Builder Pattern with Java Records

Java Records, introduced in Java 14, brought a streamlined approach to defining immutable data classes. While records inherently simplify data class creation, combining them with the Builder Pattern can further enhance their usability, especially for complex objects with numerous fields or optional parameters. In this blog post, we'll explore how the Builder Pattern can be implemented with Java Records, providing a robust solution for more complex use cases. 

Understanding Java Records and the Builder Pattern 

Java Records are a concise way to create immutable data structures, automatically generating constructors, getters, and standard methods like equals(), hashCode(), and toString(). However, when dealing with objects that have many fields or optional fields, using the canonical constructor directly can become cumbersome and less readable. 

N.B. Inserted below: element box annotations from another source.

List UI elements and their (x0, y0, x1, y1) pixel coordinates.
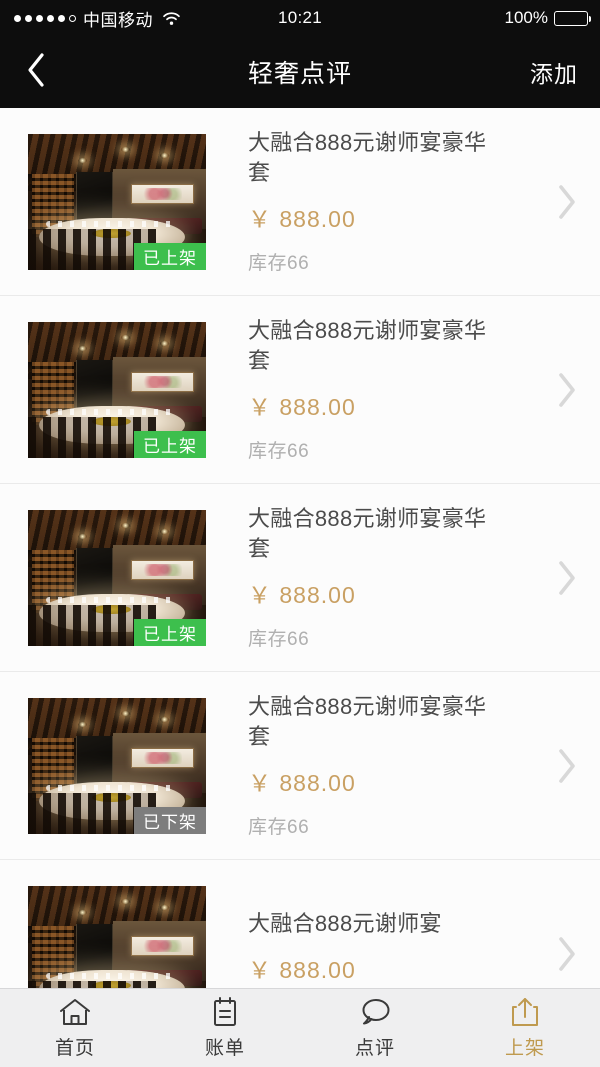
status-badge: 已下架 (134, 806, 206, 834)
status-badge: 已上架 (134, 430, 206, 458)
tab-bar: 首页 账单 点评 上架 (0, 988, 600, 1067)
tab-label: 上架 (504, 1038, 545, 1059)
product-title: 大融合888元谢师宴豪华套 (248, 694, 487, 749)
product-price: ￥ 888.00 (248, 394, 356, 420)
nav-bar: 轻奢点评 添加 (0, 36, 600, 108)
chevron-left-icon (25, 50, 47, 95)
product-thumbnail: 已上架 (28, 133, 206, 270)
chevron-right-icon[interactable] (556, 747, 578, 785)
list-item[interactable]: 大融合888元谢师宴 ￥ 888.00 (0, 860, 600, 988)
page-title: 轻奢点评 (247, 60, 352, 88)
product-title: 大融合888元谢师宴豪华套 (248, 318, 487, 373)
product-info: 大融合888元谢师宴豪华套 ￥ 888.00 库存66 (206, 506, 600, 650)
banquet-room-photo (28, 885, 206, 988)
back-button[interactable] (0, 36, 72, 108)
product-price: ￥ 888.00 (248, 770, 356, 796)
clipboard-icon (210, 996, 240, 1028)
list-item[interactable]: 已上架 大融合888元谢师宴豪华套 ￥ 888.00 库存66 (0, 484, 600, 672)
product-list[interactable]: 已上架 大融合888元谢师宴豪华套 ￥ 888.00 库存66 已上架 大融合8… (0, 108, 600, 988)
battery-icon (554, 10, 591, 26)
tab-bills[interactable]: 账单 (150, 989, 300, 1067)
comment-icon (358, 996, 392, 1028)
list-item[interactable]: 已上架 大融合888元谢师宴豪华套 ￥ 888.00 库存66 (0, 108, 600, 296)
tab-on-shelf[interactable]: 上架 (450, 989, 600, 1067)
product-title: 大融合888元谢师宴豪华套 (248, 506, 487, 561)
product-thumbnail (28, 885, 206, 988)
tab-reviews[interactable]: 点评 (300, 989, 450, 1067)
status-badge: 已上架 (134, 242, 206, 270)
product-thumbnail: 已下架 (28, 697, 206, 834)
product-info: 大融合888元谢师宴豪华套 ￥ 888.00 库存66 (206, 318, 600, 462)
product-price: ￥ 888.00 (248, 206, 356, 232)
add-button[interactable]: 添加 (530, 55, 578, 89)
product-title: 大融合888元谢师宴豪华套 (248, 130, 487, 185)
product-info: 大融合888元谢师宴 ￥ 888.00 (206, 886, 600, 989)
chevron-right-icon[interactable] (556, 183, 578, 221)
product-price: ￥ 888.00 (248, 956, 356, 983)
list-item[interactable]: 已上架 大融合888元谢师宴豪华套 ￥ 888.00 库存66 (0, 296, 600, 484)
product-thumbnail: 已上架 (28, 321, 206, 458)
product-thumbnail: 已上架 (28, 509, 206, 646)
battery-percent-label: 100% (504, 8, 548, 27)
tab-home[interactable]: 首页 (0, 989, 150, 1067)
product-stock: 库存66 (248, 253, 310, 274)
product-info: 大融合888元谢师宴豪华套 ￥ 888.00 库存66 (206, 694, 600, 838)
chevron-right-icon[interactable] (556, 371, 578, 409)
chevron-right-icon[interactable] (556, 935, 578, 973)
chevron-right-icon[interactable] (556, 559, 578, 597)
tab-label: 首页 (54, 1038, 95, 1059)
product-price: ￥ 888.00 (248, 582, 356, 608)
product-title: 大融合888元谢师宴 (248, 910, 442, 936)
home-icon (58, 996, 92, 1028)
product-stock: 库存66 (248, 817, 310, 838)
status-bar: 中国移动 10:21 100% (0, 0, 600, 36)
tab-label: 点评 (354, 1038, 395, 1059)
list-item[interactable]: 已下架 大融合888元谢师宴豪华套 ￥ 888.00 库存66 (0, 672, 600, 860)
tab-label: 账单 (204, 1038, 245, 1059)
product-stock: 库存66 (248, 629, 310, 650)
status-bar-right: 100% (504, 8, 591, 28)
product-info: 大融合888元谢师宴豪华套 ￥ 888.00 库存66 (206, 130, 600, 274)
product-stock: 库存66 (248, 441, 310, 462)
upload-icon (509, 996, 541, 1028)
status-badge: 已上架 (134, 618, 206, 646)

The Builder Pattern comes to the rescue here. It allows step-by-step construction of complex objects and can be particularly useful when you have several optional parameters. 

Implementing Builder Pattern with Java Records 

Let's create an example to demonstrate how we can combine Java Records with the Builder Pattern for a more flexible object creation process. 

Step 1: Define the Record

We start by defining a Product record with multiple fields.

public record Product(Long id, String name, String description, Double price, String category) {}

Step 2: Create the Builder Class 

We then create a static inner builder class inside the Product record.
public record Product(Long id, String name, String description, Double price, String category) {

    public static class Builder {
        private Long id;
        private String name;
        private String description;
        private Double price;
        private String category;

        public Builder id(Long id) { this.id = id; return this; }
        public Builder name(String name) { this.name = name; return this; }
        public Builder description(String description) { this.description = description; return this; }
        public Builder price(Double price) { this.price = price; return this; }
        public Builder category(String category) { this.category = category; return this; }

        public Product build() {
            return new Product(id, name, description, price, category);
        }
    }
}

Step 3: Using the Builder 

With the builder in place, creating a Product record becomes more intuitive, especially when not all fields are required.
public class Main {
    public static void main(String[] args) {
        Product product = new Product.Builder()
                .name("Coffee Mug")
                .price(15.99)
                .build();

        System.out.println(product);
    }
}

Output:

Product[id=null, name=Coffee Mug, description=null, price=15.99, category=null]

More Examples

This Java program demonstrates the use of the Builder pattern in combination with Java records.

public record Person(String name, int age, String email) {
    // Nested Builder class for Person
    public static class Builder {
        private String name;
        private int age;
        private String email;

        public Builder name(String name) {
            this.name = name;
            return this;
        }

        public Builder age(int age) {
            this.age = age;
            return this;
        }

        public Builder email(String email) {
            this.email = email;
            return this;
        }

        public Person build() {
            // Validation logic can be added here
            return new Person(name, age, email);
        }
    }
}

public class Main {
    public static void main(String[] args) {
        // Building a Person object using the Builder
        Person person = new Person.Builder()
                            .name("Alice")
                            .age(30)
                            .email("[email protected]")
                            .build();

        System.out.println(person);
    }
}

Output:

Person[name=Alice, age=30, [email protected]]

Explanation:

1. The Person record is defined with name, age, and email.

2. Inside the Person record, a static Builder class is defined.

3. The Builder class has methods name, age, and email for setting properties and a build method to create a Person instance.

4. In the main method, the Builder is used to construct a Person object with specified properties.

5. The program prints the details of the created Person object, demonstrating the Builder pattern with a Java record.